Mike Ashley said in the statement: “I fully expect that independent shareholders will vote against this proposal due to the passage of time involved, although in my opinion, technically the money is owed and therefore should be paid.

“It’s important for me to say that if John had owed £1 to Sports Direct, I would have ensured any sum was repaid in full. I hope shareholders will therefore be reassured that everything is in order and that any concerns are laid to rest.”

When news of the contract with Barlin emerged, it spurred shareholder unease about corporate governance of Sports Direct that had already been fuelled by Mike Ashley’s decision to put his daughter’s boyfriend in charge of the firm’s property team.

The company has also faced criticism over the treatment of workers.

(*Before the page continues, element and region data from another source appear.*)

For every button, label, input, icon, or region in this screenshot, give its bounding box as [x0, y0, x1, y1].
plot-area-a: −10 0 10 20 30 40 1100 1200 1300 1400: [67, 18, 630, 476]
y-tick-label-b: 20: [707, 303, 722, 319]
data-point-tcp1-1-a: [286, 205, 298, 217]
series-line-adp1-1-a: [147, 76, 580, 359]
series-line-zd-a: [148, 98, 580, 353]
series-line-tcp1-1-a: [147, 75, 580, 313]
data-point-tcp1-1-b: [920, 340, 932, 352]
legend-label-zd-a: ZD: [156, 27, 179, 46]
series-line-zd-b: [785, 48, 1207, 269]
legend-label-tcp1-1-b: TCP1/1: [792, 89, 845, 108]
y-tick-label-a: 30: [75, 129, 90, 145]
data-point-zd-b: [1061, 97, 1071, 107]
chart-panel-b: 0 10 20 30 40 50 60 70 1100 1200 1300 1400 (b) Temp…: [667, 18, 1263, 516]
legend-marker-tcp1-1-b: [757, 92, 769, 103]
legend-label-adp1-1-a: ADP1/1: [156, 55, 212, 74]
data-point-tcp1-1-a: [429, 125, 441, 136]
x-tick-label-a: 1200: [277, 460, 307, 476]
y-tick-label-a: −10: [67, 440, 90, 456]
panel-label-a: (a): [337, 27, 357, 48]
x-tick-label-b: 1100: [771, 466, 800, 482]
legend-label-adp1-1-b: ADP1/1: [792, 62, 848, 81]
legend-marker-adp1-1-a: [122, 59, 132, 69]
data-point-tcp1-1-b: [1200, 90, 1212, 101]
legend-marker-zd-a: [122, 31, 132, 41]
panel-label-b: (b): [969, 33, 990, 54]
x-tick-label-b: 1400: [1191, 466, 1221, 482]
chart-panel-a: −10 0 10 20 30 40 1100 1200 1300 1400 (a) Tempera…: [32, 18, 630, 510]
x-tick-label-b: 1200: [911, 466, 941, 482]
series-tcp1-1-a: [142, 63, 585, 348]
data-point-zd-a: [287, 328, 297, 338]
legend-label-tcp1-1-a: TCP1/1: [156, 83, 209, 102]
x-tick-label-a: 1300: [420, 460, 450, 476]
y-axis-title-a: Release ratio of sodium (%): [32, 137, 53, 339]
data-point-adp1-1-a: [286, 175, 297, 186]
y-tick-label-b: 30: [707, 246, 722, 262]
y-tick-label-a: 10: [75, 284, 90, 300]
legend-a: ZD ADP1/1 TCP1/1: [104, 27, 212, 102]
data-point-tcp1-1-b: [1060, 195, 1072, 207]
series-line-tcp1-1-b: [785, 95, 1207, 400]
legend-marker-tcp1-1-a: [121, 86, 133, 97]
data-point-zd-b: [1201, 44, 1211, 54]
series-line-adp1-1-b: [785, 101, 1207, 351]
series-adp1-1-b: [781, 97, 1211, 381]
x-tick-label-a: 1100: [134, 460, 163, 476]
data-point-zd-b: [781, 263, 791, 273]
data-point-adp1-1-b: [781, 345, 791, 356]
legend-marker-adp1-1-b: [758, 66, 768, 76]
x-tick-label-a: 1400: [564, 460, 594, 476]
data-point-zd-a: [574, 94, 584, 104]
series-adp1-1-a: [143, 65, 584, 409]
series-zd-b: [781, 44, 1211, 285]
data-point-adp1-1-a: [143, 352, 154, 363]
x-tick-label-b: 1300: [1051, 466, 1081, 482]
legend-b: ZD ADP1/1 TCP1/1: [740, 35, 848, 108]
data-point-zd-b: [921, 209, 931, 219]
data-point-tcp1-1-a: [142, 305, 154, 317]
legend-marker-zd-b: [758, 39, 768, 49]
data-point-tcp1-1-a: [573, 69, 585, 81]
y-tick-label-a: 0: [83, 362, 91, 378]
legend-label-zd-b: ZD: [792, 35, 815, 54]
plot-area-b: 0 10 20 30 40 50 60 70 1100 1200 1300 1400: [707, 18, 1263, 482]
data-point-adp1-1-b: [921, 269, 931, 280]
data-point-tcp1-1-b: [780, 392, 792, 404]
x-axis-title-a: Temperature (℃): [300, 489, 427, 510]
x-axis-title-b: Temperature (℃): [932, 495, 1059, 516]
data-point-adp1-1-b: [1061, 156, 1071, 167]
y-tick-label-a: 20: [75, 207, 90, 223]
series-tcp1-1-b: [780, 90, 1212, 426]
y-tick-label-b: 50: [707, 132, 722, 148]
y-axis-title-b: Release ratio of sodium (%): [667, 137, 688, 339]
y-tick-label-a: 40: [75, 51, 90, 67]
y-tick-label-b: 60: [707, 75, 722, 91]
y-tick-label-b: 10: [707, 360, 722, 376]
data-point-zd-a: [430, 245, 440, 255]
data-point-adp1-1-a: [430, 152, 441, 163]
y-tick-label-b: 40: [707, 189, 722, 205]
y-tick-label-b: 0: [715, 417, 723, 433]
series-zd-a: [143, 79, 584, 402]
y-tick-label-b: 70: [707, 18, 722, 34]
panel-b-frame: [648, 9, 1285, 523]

Thousands of Sports Direct warehouse workers were awarded about £1m in back pay after a Guardian investigation revealed the company was effectivelybelow the minimum wage.

Steve Turner, of the Unite union, which has campaigned for better pay and conditions for Sports Direct workers, said some were still waiting for their share of back pay from the employment agency they were hired through.

He said: “If Mike Ashley is so concerned about ensuring his brother gets the back pay he says he is entitled to, why not the agency workers at Sport Direct’s Shirebrook warehouse?

The company also said on Friday it wanted to approve a £3-a-share minimum payout to executives Karen Byers and Sean Nevitt – the only remaining participants in the Sports Direct executive bonus share scheme – if they elect to exercise their shares before September 2018, or £4 a share after that month.

Sports Direct shareholder Royal London said it would not support the share deal for executives or the payout to John Ashley.

Ashley Hamilton Claxton, the head of responsible investment at Royal London Asset Management, said: “If appropriate governance measures were in place at Sports Direct in the first place, there would have been a clear and transparent process for paying John Ashley what he was due and there would be no need to review his compensation after the fact.”

It said Sports Direct had not provided evidence or detail explaining why the £11m was owed.

Aberdeen Standard Investments said it would find it “really hard to support” the payout as it was a “significant amount of money for services already rendered”. Paul Lee, its head of corporate governance, said: “It doesn’t really make any sense.”

The battle over the payout to John Ashley is the latest in a series of tussles with shareholders and unions over corporate governance.

In the wake of the revelations about Barlin, independent shareholders last year voted out Sports Direct’s chairman, Keith Hellawell, but he stayed in his job with the backing of Mike Ashley.